Welcome Randy to Introvert Problems! Randy Ribay was born in the Philippines and raised in Michigan and Colorado. After a decade on the East Coast, he now lives in the SF Bay Area with his wife and two dog-children, where he teaches high school English. Read on to learn about his latest work, After the Shot Drops.

1.Congratulations on the upcoming release of AFTER THE SHOT DROPS! Although this is your sophomore work, please describe your overall road to publication.

I wrote a book, queried a bunch of agents, and watched the rejections roll in. Then I did it again. And again. Feeling some special love for the second one I had written, I went back to it, did some heavy edits, and re-queried it. The rejections rolled in again—but this time there were a few requests for the full manuscript. None of those agents ultimately picked it up, but encouraged by the progress, I edited it some more and pitched it at the Writers’ Digest conference in NY that year. From that, I ended up with an agent and publisher, and the book came out in 2015 as An Infinite Number of Parallel Universes.ATSD cover with quote

 2. What was your inspiration for AFTER THE SHOT DROPS? Do you think you’ll stick with contemporary for future works?

I taught for a while at an all-boys’ high school in Philly, and my students there loved to read about basketball. I was always looking for ways to get them reading more, so I figured why not write another book about basketball. I tried it out first as a short story after reading LeBron James’s biography Shooting Stars, except instead of focusing on the star player, I wrote the from the perspective of an imagined friend who had been left behind while the star player experienced success. I expanded that story and included both perspectives so that it was more about the dynamic of their friendship, and it eventually became After the Shot Drops.

As for future works, I’ll probably stick primarily with contemporary, though I may venture into other genres in time. I have the attention span of a squirrel, so I get bored easily.

3. AFTER THE SHOT DROPS is told from alternating points of view. Tell us about Bunny and Nasir. What makes their friendship unique? What realities are you lending voices in the story?

Bunny’s the basketball star, but he’s the quiet, hardworking kind. Nasir’s the friend who feels like he’s getting left behind by Bunny’s success.
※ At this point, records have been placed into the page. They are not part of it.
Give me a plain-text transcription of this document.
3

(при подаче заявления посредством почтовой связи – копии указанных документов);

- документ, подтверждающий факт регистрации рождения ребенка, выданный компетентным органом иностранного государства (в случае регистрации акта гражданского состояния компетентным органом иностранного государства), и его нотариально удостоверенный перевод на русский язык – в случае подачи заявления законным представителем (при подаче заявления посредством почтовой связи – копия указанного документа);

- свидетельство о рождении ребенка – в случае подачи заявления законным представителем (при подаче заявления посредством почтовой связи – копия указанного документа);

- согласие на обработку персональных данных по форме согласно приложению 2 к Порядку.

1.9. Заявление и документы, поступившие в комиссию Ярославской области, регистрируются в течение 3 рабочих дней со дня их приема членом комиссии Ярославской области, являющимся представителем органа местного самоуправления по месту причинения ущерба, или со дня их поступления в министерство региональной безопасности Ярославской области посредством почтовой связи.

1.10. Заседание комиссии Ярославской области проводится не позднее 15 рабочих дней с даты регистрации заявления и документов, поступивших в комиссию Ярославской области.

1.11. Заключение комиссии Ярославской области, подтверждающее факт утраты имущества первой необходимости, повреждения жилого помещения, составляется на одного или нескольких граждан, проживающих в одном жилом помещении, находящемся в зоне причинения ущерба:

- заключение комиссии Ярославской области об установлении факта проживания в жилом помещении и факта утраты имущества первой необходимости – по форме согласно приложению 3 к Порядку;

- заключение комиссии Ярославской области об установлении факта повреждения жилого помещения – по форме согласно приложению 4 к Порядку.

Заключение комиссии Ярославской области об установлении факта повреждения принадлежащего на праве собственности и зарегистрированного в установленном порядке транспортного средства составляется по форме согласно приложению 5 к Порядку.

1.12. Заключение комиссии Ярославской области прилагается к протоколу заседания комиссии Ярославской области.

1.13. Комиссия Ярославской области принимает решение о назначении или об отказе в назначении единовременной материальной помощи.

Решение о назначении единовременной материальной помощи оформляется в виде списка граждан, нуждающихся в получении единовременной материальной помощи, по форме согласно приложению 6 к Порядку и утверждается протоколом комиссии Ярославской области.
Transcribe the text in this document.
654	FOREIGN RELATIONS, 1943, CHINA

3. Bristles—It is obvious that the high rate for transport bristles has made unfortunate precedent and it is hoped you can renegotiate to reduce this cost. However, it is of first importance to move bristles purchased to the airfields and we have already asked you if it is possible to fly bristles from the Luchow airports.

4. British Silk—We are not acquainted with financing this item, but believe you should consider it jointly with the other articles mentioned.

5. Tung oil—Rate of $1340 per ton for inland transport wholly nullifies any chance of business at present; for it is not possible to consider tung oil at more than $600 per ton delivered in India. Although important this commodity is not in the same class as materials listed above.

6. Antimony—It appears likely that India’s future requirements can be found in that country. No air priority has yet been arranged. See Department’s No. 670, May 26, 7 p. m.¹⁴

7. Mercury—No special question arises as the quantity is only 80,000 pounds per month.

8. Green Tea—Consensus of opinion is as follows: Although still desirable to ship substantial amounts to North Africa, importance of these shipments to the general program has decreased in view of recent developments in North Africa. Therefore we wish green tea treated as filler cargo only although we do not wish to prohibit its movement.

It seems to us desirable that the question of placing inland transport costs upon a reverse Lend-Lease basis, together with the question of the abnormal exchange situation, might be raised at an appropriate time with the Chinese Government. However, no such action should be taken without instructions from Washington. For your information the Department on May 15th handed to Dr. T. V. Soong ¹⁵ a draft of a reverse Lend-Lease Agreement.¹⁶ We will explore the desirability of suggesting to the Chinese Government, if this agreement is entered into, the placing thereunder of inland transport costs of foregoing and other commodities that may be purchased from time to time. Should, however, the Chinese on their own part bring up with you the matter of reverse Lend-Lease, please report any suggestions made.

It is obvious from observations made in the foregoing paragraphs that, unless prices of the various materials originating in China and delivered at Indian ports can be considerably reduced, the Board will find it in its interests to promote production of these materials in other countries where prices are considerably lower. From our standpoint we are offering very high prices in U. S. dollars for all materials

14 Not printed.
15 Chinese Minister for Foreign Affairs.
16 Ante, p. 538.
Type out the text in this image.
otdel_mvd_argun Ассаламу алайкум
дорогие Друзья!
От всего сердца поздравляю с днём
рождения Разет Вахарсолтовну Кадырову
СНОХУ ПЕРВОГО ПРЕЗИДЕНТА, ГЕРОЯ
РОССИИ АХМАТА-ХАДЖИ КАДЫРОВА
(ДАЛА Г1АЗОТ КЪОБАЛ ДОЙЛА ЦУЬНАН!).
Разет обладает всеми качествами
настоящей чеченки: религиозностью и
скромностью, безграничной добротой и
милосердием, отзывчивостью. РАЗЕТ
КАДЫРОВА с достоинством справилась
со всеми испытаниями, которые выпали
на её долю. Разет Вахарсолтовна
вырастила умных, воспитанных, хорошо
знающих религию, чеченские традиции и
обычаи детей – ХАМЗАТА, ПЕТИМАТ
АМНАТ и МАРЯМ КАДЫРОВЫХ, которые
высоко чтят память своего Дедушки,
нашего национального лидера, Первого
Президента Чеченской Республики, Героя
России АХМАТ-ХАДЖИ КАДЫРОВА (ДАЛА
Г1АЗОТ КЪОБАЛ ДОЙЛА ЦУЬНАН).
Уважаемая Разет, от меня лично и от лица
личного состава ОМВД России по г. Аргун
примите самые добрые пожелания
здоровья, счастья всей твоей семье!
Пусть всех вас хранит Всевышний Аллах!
They’re similar in that they’re both the type of kids who try to stay out of trouble and want something more in life, but Bunny feels the weight of responsibility to his family and his community in a way that Nasir doesn’t. I hope that the portrayal of their friendship counters some of the toxic masculinity in the world by showing more nuance and sensitivity between male characters than we’re typically used to seeing in books and other media.

4. What does your writing process look like? Are you a plotter or pantser?

 Somewhere in between. I start with building my characters, and then I determine the main struggle they’re going to face. I usually have an idea of the climactic scene that the story will need to move toward, but I figure out the details and ending as I go.

5. What’s next on your TBR?

It’s an overwhelming pile, but some of the books include Adam Silvera’s They Both Die at the End, Jason Reynolds’ Long Way Down, Jesmyn Ward’s Sing, Unburied Sing, Jay Cole’s Tyler Johnson Was Here, and Mia Alvar’s In the Country.

 BONUS!

6. What has been your favorite book of the year? Of all time?

What a ridiculously difficult question—so I will cheat and name multiple. Some of my favorite books I’ve read in the last year: Monstress by Marjorie Liu & Sana Takeda, The Refugees by Viet Tanh Nguyen, The Hate U Give by Angie Thomas, The Story of Your Life and Other Stories by Ted Chiang, The Walls Around Us by Nova Ren Suma, and Hope in the Dark by Rebecca Solnit. I’ll also throw Life is Strange in there—it’s a video game, but it’s ridiculously story-driven.

Of all time is probably a multiple-way tie between Jean Toomer’s Cane, Haruki Murakami’s The Wind-Up Bird Chronicle, Sandra Cisneros’s The House on Mango Street, anything by James Baldwin, and the entire Harry Potter series.

7. What do you wish you’d known when you first started as a writer (that you know now)?

Be patient. People will always read, so publishers and agents will always be looking for new books to put out into the world. Take your time, learn, revise, and put the book out there when it’s ready.

8. Who reads your first draft?

 Different folks. Sometimes my wife, sometimes other writer friends, and sometimes my agent. It kind of depends on the timing of everything.

9. What is your dream project?

I’d love to write a character-driven YA video game. Also, if Disney wanted to hire me to write a YA version of Rogue One’s Baze Malbus and Chirrut Imwe, I’d be down.

10. What’s next for you?

I’m working on revisions on a secret project!